Carnegie Mellon University

The Merck Computational Biology and Chemistry Program

Distinguished Seminar Abstract

Dr. Martin Kreitman
Professor, University of Chicago Interrogating the relationship between structure-function and evolution of eukaryotic cis-regulatory modules: The Drosophila even-skipped stripe 2 enhancer
Thursday, December 9, 2004
12:00 PM Mellon Institute Conference Room

Lack of knowledge about how regulatory regions evolve in relation to their structure-function may limit the utility of comparative sequence analysis in deciphering cis-regulatory sequences.

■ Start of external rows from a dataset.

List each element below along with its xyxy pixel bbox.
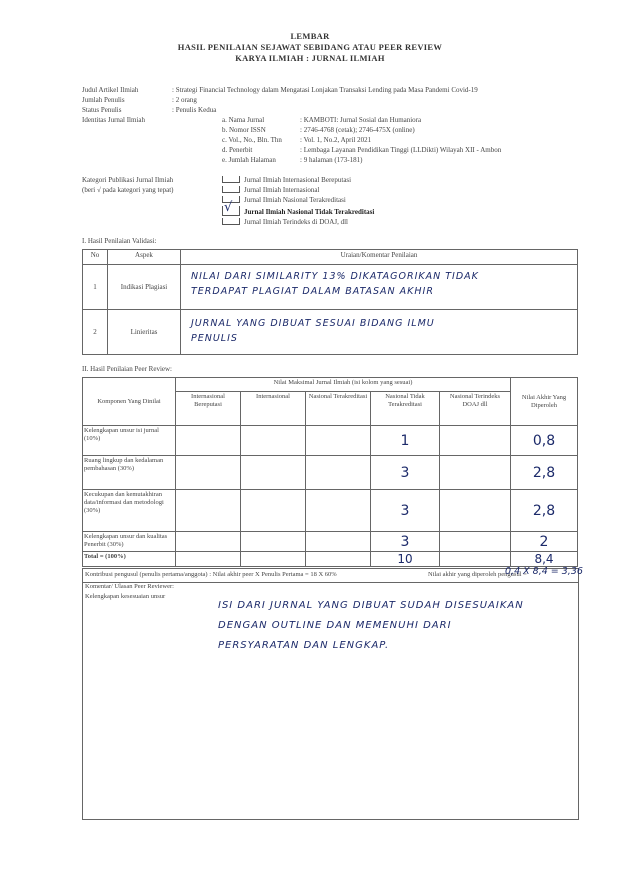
info-value-status: : Penulis Kedua — [172, 106, 217, 114]
category-option-4: Jurnal Ilmiah Nasional Tidak Terakreditasi — [244, 208, 375, 216]
peer-heading: II. Hasil Penilaian Peer Review: — [82, 365, 173, 373]
category-option-5: Jurnal Ilmiah Terindeks di DOAJ, dll — [244, 218, 348, 226]
validasi-row2-no: 2 — [83, 310, 108, 355]
validasi-col-aspek: Aspek — [108, 250, 181, 265]
kontribusi-text: Kontribusi pengusul (penulis pertama/anggota) : Nilai akhir peer X Penulis Pertama = 18 X 60% — [85, 571, 337, 578]
peer-row4-komponen: Kelengkapan unsur dan kualitas Penerbit (30%) — [83, 532, 176, 552]
category-checkmark-icon: √ — [224, 200, 234, 215]
peer-row3-komponen: Kecukupan dan kemutakhiran data/informasi dan metodologi (30%) — [83, 490, 176, 532]
peer-total-label: Total = (100%) — [83, 552, 176, 567]
table-row — [83, 310, 578, 355]
identity-value-e: : 9 halaman (173-181) — [300, 156, 363, 164]
peer-row1-nilai: 1 — [371, 426, 440, 456]
peer-col-akhir: Nilai Akhir Yang Diperoleh — [511, 378, 578, 426]
table-row — [83, 490, 578, 532]
validasi-row1-no: 1 — [83, 265, 108, 310]
info-value-jumlah: : 2 orang — [172, 96, 197, 104]
category-checkbox-2[interactable] — [222, 186, 240, 193]
identity-key-a: a. Nama Jurnal — [222, 116, 265, 124]
category-option-2: Jurnal Ilmiah Internasional — [244, 186, 320, 194]
header-line3: KARYA ILMIAH : JURNAL ILMIAH — [235, 53, 385, 63]
identity-key-d: d. Penerbit — [222, 146, 253, 154]
info-label-status: Status Penulis — [82, 106, 122, 114]
info-label-judul: Judul Artikel Ilmiah — [82, 86, 139, 94]
peer-row4-akhir: 2 — [511, 532, 578, 552]
validasi-table — [82, 249, 578, 355]
identity-key-c: c. Vol., No., Bln. Thn — [222, 136, 282, 144]
komentar-sub: Kelengkapan kesesuaian unsur — [85, 593, 166, 600]
info-label-identitas: Identitas Jurnal Ilmiah — [82, 116, 145, 124]
category-option-1: Jurnal Ilmiah Internasional Bereputasi — [244, 176, 352, 184]
validasi-row2-comment1: JURNAL YANG DIBUAT SESUAI BIDANG ILMU — [191, 318, 435, 329]
peer-row1-akhir: 0,8 — [511, 426, 578, 456]
komentar-heading: Komentar/ Ulasan Peer Reviewer: — [85, 583, 174, 590]
identity-key-e: e. Jumlah Halaman — [222, 156, 276, 164]
identity-value-b: : 2746-4768 (cetak); 2746-475X (online) — [300, 126, 415, 134]
peer-col-doaj: Nasional Terindeks DOAJ dll — [440, 392, 511, 426]
header-line1: LEMBAR — [290, 31, 330, 41]
peer-row2-nilai: 3 — [371, 456, 440, 490]
category-option-3: Jurnal Ilmiah Nasional Terakreditasi — [244, 196, 346, 204]
peer-table — [82, 377, 578, 567]
peer-col-nas-akr: Nasional Terakreditasi — [306, 392, 371, 426]
header-line2: HASIL PENILAIAN SEJAWAT SEBIDANG ATAU PEER REVIEW — [177, 42, 443, 52]
info-label-jumlah: Jumlah Penulis — [82, 96, 125, 104]
category-checkbox-5[interactable] — [222, 218, 240, 225]
validasi-col-no: No — [83, 250, 108, 265]
table-row — [83, 532, 578, 552]
table-row — [83, 265, 578, 310]
identity-value-c: : Vol. 1, No.2, April 2021 — [300, 136, 372, 144]
validasi-row1-aspek: Indikasi Plagiasi — [108, 265, 181, 310]
peer-col-nas-tidak: Nasional Tidak Terakreditasi — [371, 392, 440, 426]
peer-row3-nilai: 3 — [371, 490, 440, 532]
peer-col-group: Nilai Maksimal Jurnal Ilmiah (isi kolom yang sesuai) — [176, 378, 511, 392]
peer-row2-komponen: Ruang lingkup dan kedalaman pembahasan (30%) — [83, 456, 176, 490]
komentar-box — [82, 582, 579, 820]
info-value-judul: : Strategi Financial Technology dalam Mengatasi Lonjakan Transaksi Lending pada Masa Pandemi Covid-19 — [172, 86, 478, 94]
komentar-line2: DENGAN OUTLINE DAN MEMENUHI DARI — [218, 620, 452, 631]
nilai-akhir-label: Nilai akhir yang diperoleh pengusul = — [428, 571, 527, 578]
identity-value-a: : KAMBOTI: Jurnal Sosial dan Humaniora — [300, 116, 422, 124]
table-row — [83, 426, 578, 456]
komentar-line1: ISI DARI JURNAL YANG DIBUAT SUDAH DISESUAIKAN — [218, 600, 524, 611]
validasi-heading: I. Hasil Penilaian Validasi: — [82, 237, 157, 245]
peer-total-akhir: 8,4 — [511, 552, 578, 567]
peer-col-intl: Internasional — [241, 392, 306, 426]
table-row — [83, 552, 578, 567]
category-label-2: (beri √ pada kategori yang tepat) — [82, 186, 174, 194]
peer-row3-akhir: 2,8 — [511, 490, 578, 532]
peer-row4-nilai: 3 — [371, 532, 440, 552]
identity-value-d: : Lembaga Layanan Pendidikan Tinggi (LLDikti) Wilayah XII - Ambon — [300, 146, 502, 154]
komentar-line3: PERSYARATAN DAN LENGKAP. — [218, 640, 390, 651]
category-checkbox-1[interactable] — [222, 176, 240, 183]
peer-row1-komponen: Kelengkapan unsur isi jurnal (10%) — [83, 426, 176, 456]
validasi-row2-aspek: Linieritas — [108, 310, 181, 355]
peer-col-intl-rep: Internasional Bereputasi — [176, 392, 241, 426]
validasi-row2-comment2: PENULIS — [191, 333, 238, 344]
table-row — [83, 456, 578, 490]
validasi-row1-comment1: NILAI DARI SIMILARITY 13% DIKATAGORIKAN TIDAK — [191, 271, 479, 282]
validasi-row1-comment2: TERDAPAT PLAGIAT DALAM BATASAN AKHIR — [191, 286, 434, 297]
category-label-1: Kategori Publikasi Jurnal Ilmiah — [82, 176, 174, 184]
identity-key-b: b. Nomor ISSN — [222, 126, 266, 134]
peer-col-komponen: Komponen Yang Dinilai — [83, 378, 176, 426]
peer-row2-akhir: 2,8 — [511, 456, 578, 490]
validasi-col-uraian: Uraian/Komentar Penilaian — [181, 250, 578, 265]
nilai-akhir-value: 0,4 X 8,4 = 3,36 — [505, 566, 583, 577]
peer-total-nilai: 10 — [371, 552, 440, 567]
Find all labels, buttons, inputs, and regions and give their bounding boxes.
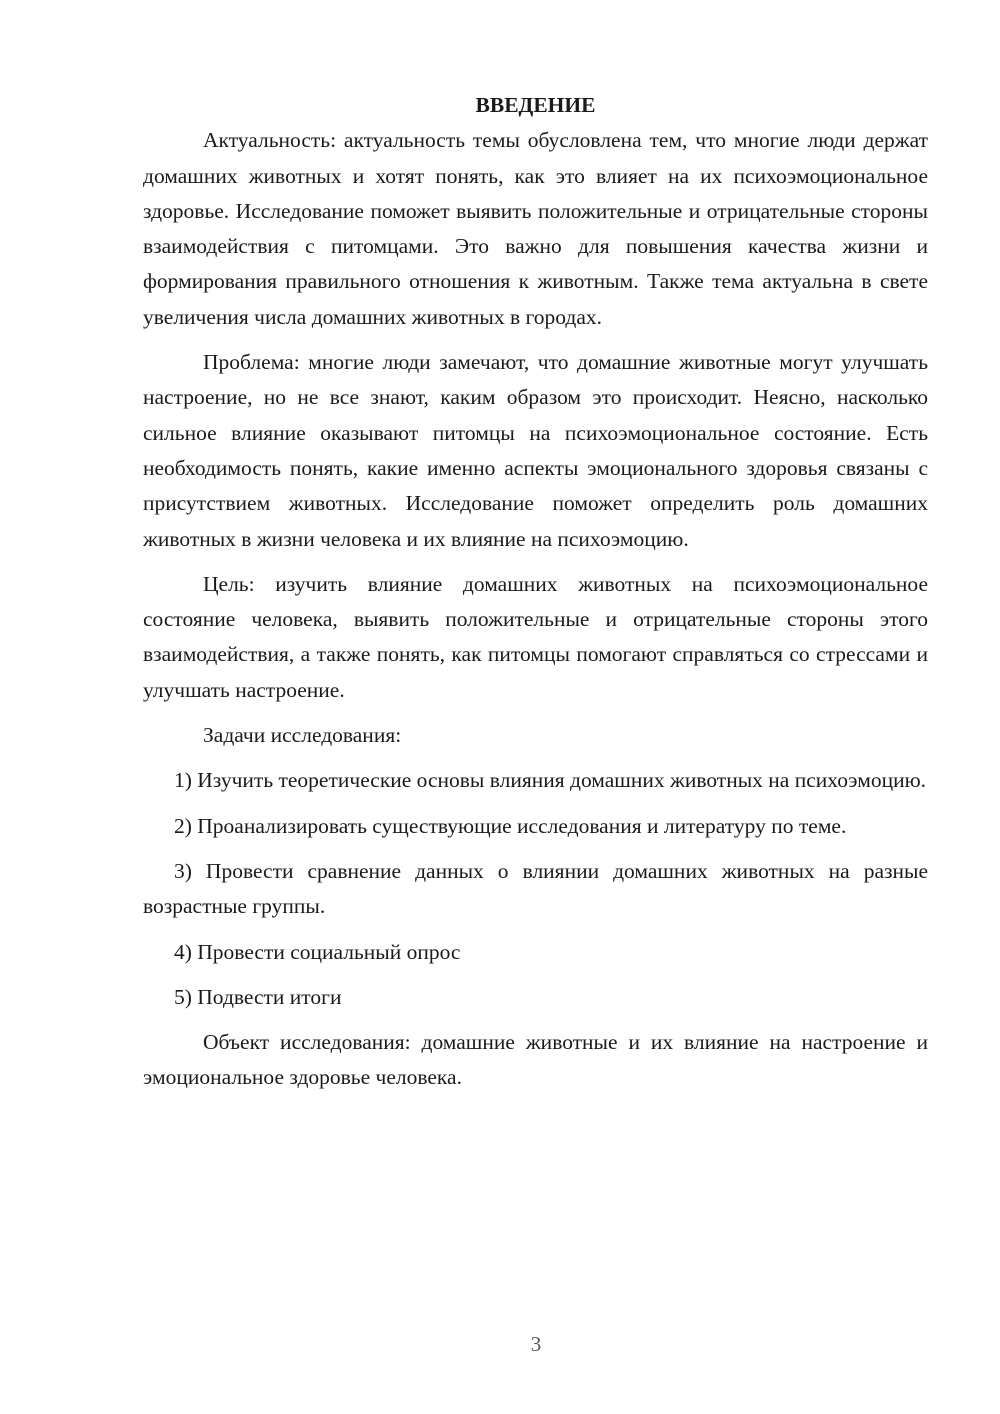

To address this we applied reverse genetics to carry out the first functional genetic complementation analysis of a eukaryotic cis-regulatory module - the even-skipped stripe 2 enhancer - from four Drosophila species. The functional evolution of this enhancer is non-clocklike: important functional differences have evolved between closely related species that are not found between distantly related species. We can attribute the functional conservation between distantly related species to evolutionary convergence rather than evolutionary stasis. Functional divergence of the stripe2 enhancer between closely related species is attributable to differences in activation levels rather than spatio-temporal control of gene expression. Our findings have implications for understanding enhancer structure-function, mechanisms of speciation, and computational identification of regulatory modules.